Use //go:noinline in benchmarks when you want to measure the cost of a function call itself, or to prevent the compiler from optimizing away a call you want to measure.


Common Performance Anti-Patterns

Reflection in Hot Paths

Reflection bypasses type-system optimizations, performs map lookups, and allocates. Avoid in code called frequently:

// BAD: reflect.ValueOf allocates, method lookup is slow
func setField(obj interface{}, name string, value interface{}) {
    v := reflect.ValueOf(obj).Elem()
    v.FieldByName(name).Set(reflect.ValueOf(value))
}

// GOOD: Generated code or type switch
func applyUpdate(u *User, field string, value interface{}) {
    switch field {
    case "Name":  u.Name = value.(string)
    case "Email": u.Email = value.(string)
    }
}

fmt.Sprintf in Hot Paths

fmt.Sprintf parses a format string, uses reflection, and typically allocates:

// BAD in hot path
key := fmt.Sprintf("user:%d:session:%s", userID, sessionID)

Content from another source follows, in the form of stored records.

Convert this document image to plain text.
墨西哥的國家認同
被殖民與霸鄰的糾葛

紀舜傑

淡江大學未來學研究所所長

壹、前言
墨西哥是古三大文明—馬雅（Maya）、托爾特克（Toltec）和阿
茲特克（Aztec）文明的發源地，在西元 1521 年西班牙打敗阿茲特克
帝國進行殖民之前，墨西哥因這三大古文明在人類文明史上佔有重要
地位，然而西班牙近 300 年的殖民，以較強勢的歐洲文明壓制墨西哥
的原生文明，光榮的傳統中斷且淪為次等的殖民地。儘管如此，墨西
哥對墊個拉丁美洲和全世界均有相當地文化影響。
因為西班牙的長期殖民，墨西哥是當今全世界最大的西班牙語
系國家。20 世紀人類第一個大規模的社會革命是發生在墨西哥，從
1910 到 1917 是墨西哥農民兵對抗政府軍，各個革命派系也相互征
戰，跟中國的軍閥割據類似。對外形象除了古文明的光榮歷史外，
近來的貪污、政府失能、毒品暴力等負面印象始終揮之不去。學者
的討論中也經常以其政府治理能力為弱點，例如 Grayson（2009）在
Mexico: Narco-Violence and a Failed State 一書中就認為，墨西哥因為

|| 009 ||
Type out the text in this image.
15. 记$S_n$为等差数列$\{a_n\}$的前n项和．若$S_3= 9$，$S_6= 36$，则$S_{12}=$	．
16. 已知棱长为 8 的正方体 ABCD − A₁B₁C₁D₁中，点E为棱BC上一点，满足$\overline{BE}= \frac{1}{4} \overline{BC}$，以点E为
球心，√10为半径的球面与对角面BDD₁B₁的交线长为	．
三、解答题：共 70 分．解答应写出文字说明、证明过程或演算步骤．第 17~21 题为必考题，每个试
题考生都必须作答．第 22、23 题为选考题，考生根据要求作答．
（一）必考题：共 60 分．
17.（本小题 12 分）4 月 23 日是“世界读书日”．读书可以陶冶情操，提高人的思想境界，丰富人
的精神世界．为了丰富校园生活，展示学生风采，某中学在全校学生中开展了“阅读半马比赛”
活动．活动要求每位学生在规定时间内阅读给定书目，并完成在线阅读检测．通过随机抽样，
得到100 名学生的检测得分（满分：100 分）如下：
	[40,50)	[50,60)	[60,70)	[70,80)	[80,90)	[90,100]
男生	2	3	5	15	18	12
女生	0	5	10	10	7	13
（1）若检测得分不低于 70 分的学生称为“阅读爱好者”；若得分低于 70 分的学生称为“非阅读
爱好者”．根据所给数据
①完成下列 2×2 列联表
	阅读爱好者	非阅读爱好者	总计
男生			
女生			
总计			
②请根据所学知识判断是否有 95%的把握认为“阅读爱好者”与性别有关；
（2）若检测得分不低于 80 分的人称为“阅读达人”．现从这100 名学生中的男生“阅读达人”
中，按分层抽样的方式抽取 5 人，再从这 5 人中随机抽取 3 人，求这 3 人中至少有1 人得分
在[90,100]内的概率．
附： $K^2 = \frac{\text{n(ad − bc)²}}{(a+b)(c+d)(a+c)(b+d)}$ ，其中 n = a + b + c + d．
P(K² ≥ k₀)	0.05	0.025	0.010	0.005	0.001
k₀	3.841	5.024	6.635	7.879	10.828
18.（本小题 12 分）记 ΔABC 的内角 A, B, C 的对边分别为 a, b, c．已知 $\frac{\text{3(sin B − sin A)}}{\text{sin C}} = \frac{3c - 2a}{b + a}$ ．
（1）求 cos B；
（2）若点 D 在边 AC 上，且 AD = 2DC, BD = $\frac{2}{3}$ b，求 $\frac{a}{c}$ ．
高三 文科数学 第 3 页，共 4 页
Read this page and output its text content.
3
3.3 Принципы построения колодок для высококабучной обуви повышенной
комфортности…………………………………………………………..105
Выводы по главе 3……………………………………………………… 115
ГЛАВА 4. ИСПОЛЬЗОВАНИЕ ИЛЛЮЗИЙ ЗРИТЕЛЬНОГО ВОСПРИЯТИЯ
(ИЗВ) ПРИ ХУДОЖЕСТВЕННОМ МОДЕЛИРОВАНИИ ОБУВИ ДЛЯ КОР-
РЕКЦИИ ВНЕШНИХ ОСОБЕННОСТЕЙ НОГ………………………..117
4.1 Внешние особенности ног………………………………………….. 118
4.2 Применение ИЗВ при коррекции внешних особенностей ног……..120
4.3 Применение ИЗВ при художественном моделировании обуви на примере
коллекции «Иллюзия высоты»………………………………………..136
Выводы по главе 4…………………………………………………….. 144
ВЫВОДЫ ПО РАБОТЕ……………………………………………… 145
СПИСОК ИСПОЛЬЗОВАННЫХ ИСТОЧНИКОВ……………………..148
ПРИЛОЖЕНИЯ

// GOOD: strconv + concatenation
key := "user:" + strconv.FormatInt(userID, 10) + ":session:" + sessionID

// GOOD for complex formatting: pre-build a template or use strings.Builder

Unnecessary Allocations in Loops

// BAD: Allocates a new map every iteration
for _, item := range items {
    m := map[string]int{"count": item.Count}
    process(m)
}

// GOOD: Allocate once, reuse
m := make(map[string]int, 1)
for _, item := range items {
    m["count"] = item.Count
    process(m)
    // Clear before next iteration if needed
    for k := range m { delete(m, k) }
}

Goroutine Leak from Unclosed Channels

// BAD: Goroutine blocked forever if consumer exits early
func generate(nums ...int) <-chan int {
    out := make(chan int)
    go func() {
        for _, n := range nums {
            out <- n  // Blocks forever if nobody reads
        }
        close(out)
    }()
    return out
}

// GOOD: Use context for cancellation
func generate(ctx context.Context, nums ...int) <-chan int {
    out := make(chan int, len(nums))
    go func() {
        defer close(out)
        for _, n := range nums {
            select {
            case out <- n:
            case <-ctx.Done():
                return
            }
        }
    }()
    return out
}

Copying a Mutex

Mutexes must not be copied after first use. Copying a locked mutex will deadlock; copying an unlocked mutex silently creates a new, independent lock:

// BAD: Copies the mutex
type Cache struct{ mu sync.Mutex; data map[string]int }
func copyCache(c Cache) Cache { return c }  // Copies mu — wrong

// GOOD: Always pass and return pointers for types containing mutexes
func processCache(c *Cache) { ... }

Defer in a Tight Loop

Defers execute at function return, not loop iteration. Inside a loop, defers pile up and all run together at the end:

// BAD: All files stay open until the function returns
for _, path := range paths {
    f, _ := os.Open(path)
    defer f.Close()  // Runs at function exit, not loop end
    process(f)
}

// GOOD: Wrap in a closure or extract to a helper
for _, path := range paths {
    func() {
        f, _ := os.Open(path)
        defer f.Close()  // Now runs at end of this closure
        process(f)
    }()
}